HxGN Content Program’s Orthorectified Imagery
Orthorectified imagery is processed using calibrated sensor parameters and surface elevations to remove optical distortions, sensor perspective, and differential scaling inherent in aerial image acquisition. Orthorectified images are mosaicked into a single image (i.e., Orthomosaic) and then subset into equal area tiles in the final steps before delivery.
Orthomosaic images are processed to maximize resolution and clarity. Automated seamlines are manually adjusted to optimize scene content. All imagery is ground-controlled and subjected to a rigorous QA/QC routine prior to release. Final products yield accurate distance and angular measurements to be used as stable base maps and consistent and reliable image sources for artificial intelligence and machine learning algorithms. A complete Leica-Hexagon workflow from acquisition through processing ensures a highly consistent and reliable product.
HxGN Content Program’s Digital Surface Models
A digital surface model (DSM) includes point elevations (i.e., x, y, and z) that are representative of all primary reflective surfaces of built-up (e.g., buildings, transportation infrastructure) and natural features (e.g., vegetated ground cover). When taken together, the points represent the real world and can be further classified based on material type, vegetation, elevation class or buildings. The HxGN Content Program provides two distinct types of DSM. As part of our Countrywide Program, DSMs are produced via stereo photogrammetric reconstruction. In areas collected as part of the Metro HD Program, DSMs are derived from the first return LiDAR data.
HxGN Content Program’s Digital Elevation Models
A digital elevation model (DEM) includes elevations representative of the bare ground topographic surface devoid of trees, buildings and other surface features. The HxGN content program provides two distinct product types. Image-derived DEMs, as part of the Countrywide Program are a hybrid data product that relies upon an automated grid interpolation to minimize surface features in the data. Metro HD Program-derived DEM data is produced using ground data returns as classified in the point cloud data.
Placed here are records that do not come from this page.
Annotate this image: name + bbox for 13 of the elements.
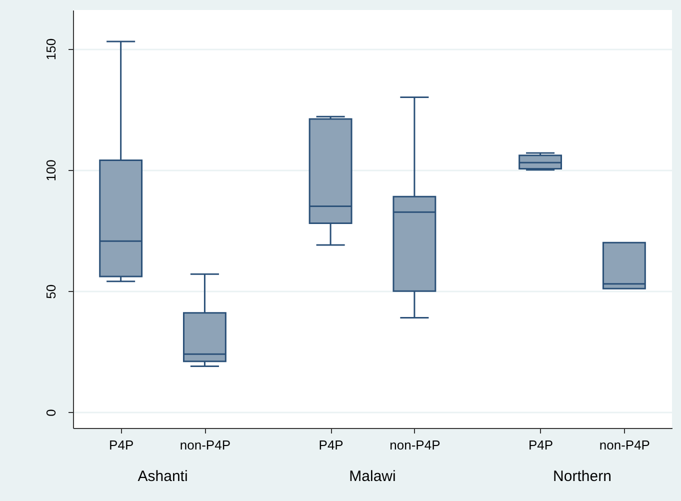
x-tick-label: non-P4P: [180, 438, 231, 452]
x-tick-label: P4P: [528, 438, 554, 452]
text: Malawi: [349, 468, 396, 485]
x-tick-label: P4P: [109, 438, 134, 452]
text: Ashanti: [138, 468, 188, 485]
x-tick-label: non-P4P: [599, 438, 650, 452]
y-tick-label: 100: [44, 160, 58, 182]
text: Northern: [553, 468, 612, 485]
y-tick-label: 150: [44, 38, 58, 60]
y-tick-label: 0: [44, 409, 58, 416]
y-tick-label: 50: [44, 284, 58, 299]
x-tick-label: P4P: [318, 438, 344, 452]
x-tick-label: non-P4P: [390, 438, 440, 452]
HxGN Content Program’s LiDAR Point Cloud
LiDAR is an active imaging technology that directly measures the distance from the sensor to the surface. The data is reconstructed to form a cloud of points that include values in x, y, and z in a ground reference frame with corresponding intensity returns. When imagery is collected concurrently with lidar, the subsequent elevation points are encoded with spectral information (i.e., R-G-B-NIR) to increase the realism of the point cloud. The supplemental spectral information increases the usability of the data by providing a closer match to reality allowing users and analysts to identify features and materials more easily.
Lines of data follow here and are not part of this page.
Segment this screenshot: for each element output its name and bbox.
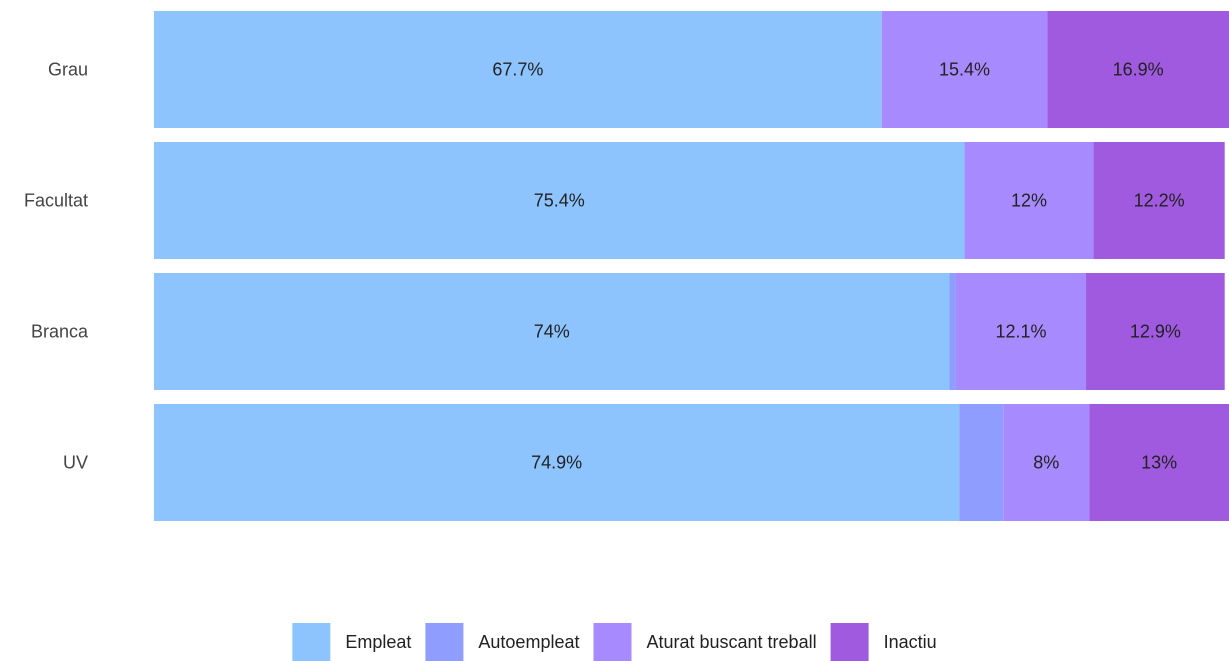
value-label-facultat-aturat-buscant-treball: 12% bbox=[1011, 191, 1047, 211]
value-label-grau-aturat-buscant-treball: 15.4% bbox=[939, 60, 990, 80]
legend-swatch-autoempleat bbox=[425, 623, 464, 661]
bar-branca-autoempleat bbox=[949, 273, 956, 390]
bar-branca-aturat-buscant-treball bbox=[955, 273, 1087, 390]
value-label-grau-empleat: 67.7% bbox=[492, 60, 543, 80]
bar-facultat-inactiu bbox=[1093, 142, 1225, 259]
category-label-uv: UV bbox=[63, 453, 88, 473]
bar-grau-aturat-buscant-treball bbox=[881, 11, 1048, 128]
bar-uv-aturat-buscant-treball bbox=[1003, 404, 1090, 521]
value-label-grau-inactiu: 16.9% bbox=[1113, 60, 1164, 80]
bars-layer bbox=[154, 11, 1229, 521]
legend-swatch-empleat bbox=[292, 623, 331, 661]
bar-uv-empleat bbox=[154, 404, 960, 521]
value-label-branca-empleat: 74% bbox=[534, 322, 570, 342]
legend-swatch-aturat-buscant-treball bbox=[593, 623, 632, 661]
bar-uv-autoempleat bbox=[959, 404, 1004, 521]
legend-label-empleat: Empleat bbox=[345, 632, 411, 652]
value-label-facultat-inactiu: 12.2% bbox=[1134, 191, 1185, 211]
bar-facultat-empleat bbox=[154, 142, 965, 259]
legend-label-aturat-buscant-treball: Aturat buscant treball bbox=[646, 632, 816, 652]
value-label-branca-aturat-buscant-treball: 12.1% bbox=[995, 322, 1046, 342]
category-labels: Grau Facultat Branca UV bbox=[24, 60, 89, 473]
legend-swatch-inactiu bbox=[830, 623, 869, 661]
bar-grau-empleat bbox=[154, 11, 882, 128]
value-label-uv-aturat-buscant-treball: 8% bbox=[1033, 453, 1059, 473]
category-label-branca: Branca bbox=[31, 322, 89, 342]
value-label-uv-inactiu: 13% bbox=[1141, 453, 1177, 473]
bar-grau-inactiu bbox=[1047, 11, 1229, 128]
value-label-uv-empleat: 74.9% bbox=[531, 453, 582, 473]
bar-facultat-aturat-buscant-treball bbox=[964, 142, 1094, 259]
category-label-grau: Grau bbox=[48, 60, 88, 80]
value-labels: 67.7% 15.4% 16.9% 75.4% 12% 12.2% 74% 12.1% 12.9… bbox=[492, 60, 1184, 473]
category-label-facultat: Facultat bbox=[24, 191, 88, 211]
bar-branca-inactiu bbox=[1086, 273, 1225, 390]
legend: Empleat Autoempleat Aturat buscant treball… bbox=[292, 623, 937, 661]
bar-branca-empleat bbox=[154, 273, 950, 390]
value-label-branca-inactiu: 12.9% bbox=[1130, 322, 1181, 342]
bar-uv-inactiu bbox=[1089, 404, 1229, 521]
value-label-facultat-empleat: 75.4% bbox=[534, 191, 585, 211]
legend-label-inactiu: Inactiu bbox=[884, 632, 937, 652]
legend-label-autoempleat: Autoempleat bbox=[478, 632, 579, 652]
The strengths of LiDAR sensing and data include accurate measurements in the z-dimension, the ability to operate in low-level or dark ambient lighting conditions, and penetrating the canopy. First return LiDAR returns are traditionally used to broadly represent the open ground, vegetation, and infrastructure, while ground points are relied upon to accurately represent the terrain surface. The vast array of the multiple returns between first return and ground points can be subjected to automated and manual classification routines to delineate features of interest, material type or elevation ranges.